Film Review: Girlfight
Elaine on a boxing film that packs a different sort of punch
"Girlfight" tells the story of an angry young woman taking control. Teenager Diana (Michelle Rodriguez) lives in a cramped Brooklyn apartment with her father Sandro (Paul Calderon) and younger brother Tiny (Ray Santiago). Her mother is dead and she has only one friend, timid schoolmate Marisole (Elisa Bocanegra). Diana's eager affinity with violence has her blacklisted by school staff but threats of expulsion fall on deaf and defiant ears.
If everybody walked on eggshells around her, Diana might let things go. When cruel high school bitchiness wounds her best friend, however, Diana's fierce loyalty pitches her into overdrive. Besides, she's just too good at fighting to let that one outlet go. At home, her volatile relationship with Sandro teeters dangerously on the brink of all-out warfare and Tiny, lumbered with the role of peacekeeper, looks suitably stressed-out.
In the past, boxing has served films well as salvation for the disaffected young male. Slotting a girl into the role of "underdog-come-good" proves a smooth transition here and writer/director Karyn Kusama barely tampers with the narrative conventions of this well-worn genre. At the local boxing club, Diana relentlessly strives to prove herself. Her determination and obvious talent eventually wins over dubious trainer Hector (Jaime Tirelli) and it soon emerges that she has very real competitive potential.

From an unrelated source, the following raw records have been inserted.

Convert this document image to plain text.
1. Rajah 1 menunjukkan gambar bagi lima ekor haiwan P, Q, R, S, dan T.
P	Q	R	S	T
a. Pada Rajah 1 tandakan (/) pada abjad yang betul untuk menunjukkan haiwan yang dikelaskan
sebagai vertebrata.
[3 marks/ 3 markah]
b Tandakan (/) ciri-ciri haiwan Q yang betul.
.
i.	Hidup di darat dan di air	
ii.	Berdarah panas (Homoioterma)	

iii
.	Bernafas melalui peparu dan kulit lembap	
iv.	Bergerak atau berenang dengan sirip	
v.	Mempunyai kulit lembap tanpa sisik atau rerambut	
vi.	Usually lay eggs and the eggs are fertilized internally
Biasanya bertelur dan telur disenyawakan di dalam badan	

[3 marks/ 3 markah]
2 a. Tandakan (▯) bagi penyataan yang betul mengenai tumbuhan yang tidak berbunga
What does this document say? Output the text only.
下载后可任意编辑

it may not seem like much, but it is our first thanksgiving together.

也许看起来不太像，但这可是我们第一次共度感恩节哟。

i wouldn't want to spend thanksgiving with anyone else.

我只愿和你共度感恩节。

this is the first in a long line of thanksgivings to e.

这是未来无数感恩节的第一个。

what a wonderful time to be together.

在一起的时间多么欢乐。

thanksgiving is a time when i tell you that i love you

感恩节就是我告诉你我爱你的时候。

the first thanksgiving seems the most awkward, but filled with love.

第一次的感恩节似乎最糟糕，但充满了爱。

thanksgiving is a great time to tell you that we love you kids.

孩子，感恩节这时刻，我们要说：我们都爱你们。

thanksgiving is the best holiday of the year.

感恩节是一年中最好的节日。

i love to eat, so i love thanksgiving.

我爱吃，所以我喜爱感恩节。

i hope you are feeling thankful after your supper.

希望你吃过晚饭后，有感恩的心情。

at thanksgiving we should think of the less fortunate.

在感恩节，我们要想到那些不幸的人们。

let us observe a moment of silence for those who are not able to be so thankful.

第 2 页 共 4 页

Where Kusama's story necessarily differs, however, is in her treatment of Diana's personal struggle with the social constraints threatening to stifle her. She uses "Girlfight" to call into question the wisdom and validity of modern-day gender stereotyping. The muscle-bound and androgynously clad Diana does not consciously reject all of the superficial markers of femininity, from crossed legs and make-up to flirtation and domesticity. She is just different. Kusama flatly refuses to entertain any reference to the stereotypically "butch" elements inherent in Diana's identity. Her character is, instead, realised within an almost exclusively male domain.
In it there is her father, whose relentless machismo blinds him to the reality of who his daughter actually is. While Diana's irreconcilable differences with Sandro hurtle towards a violent crescendo, Hector replaces him as parental figure and mentor. Diana also embarks on a tentative romance with fellow boxer Adrian (Santiago Douglas). He is at once intrigued and threatened by his feisty love interest. Her dissimilarity from the pretty, feminine girls to whom he is accustomed means that the film is punctuated by stop-start moments of romantic indecision.
Tiny, meanwhile, offsets his sister's aggression with a gentleness that defies his father's hackneyed sense of masculinity. While Diana relishes the physicality of boxing, Tiny prefers art and hates the boxing lessons to which his father subjects him. Kusama seems content to keep her study of gender identity, for the most part, on this simplified level of girl's doing boys stuff and vice versa. Her interest lies whole-heartedly with the extreme, represented by Michelle Rodriguez' Diana.
Diana hits from the heart. She is closer to her emotions than most "well balanced" people could hope to be and this gives the film a reckless and liberating quality. There is no doubt that "Girlfight" is at its best when showcasing newcomer Rodriguez' considerable talent. Supporting characters can do little more than support as she burns up and takes over the screen with a dynamism that ably sees the film through its weaker moments. And there are weak moments. "Girlfight" at times loses pace and certain plot elements are left to wither away, untended. On the whole, however, it entertains and does much to support its director's conviction that we should see far more "strong, difficult females in the primary role".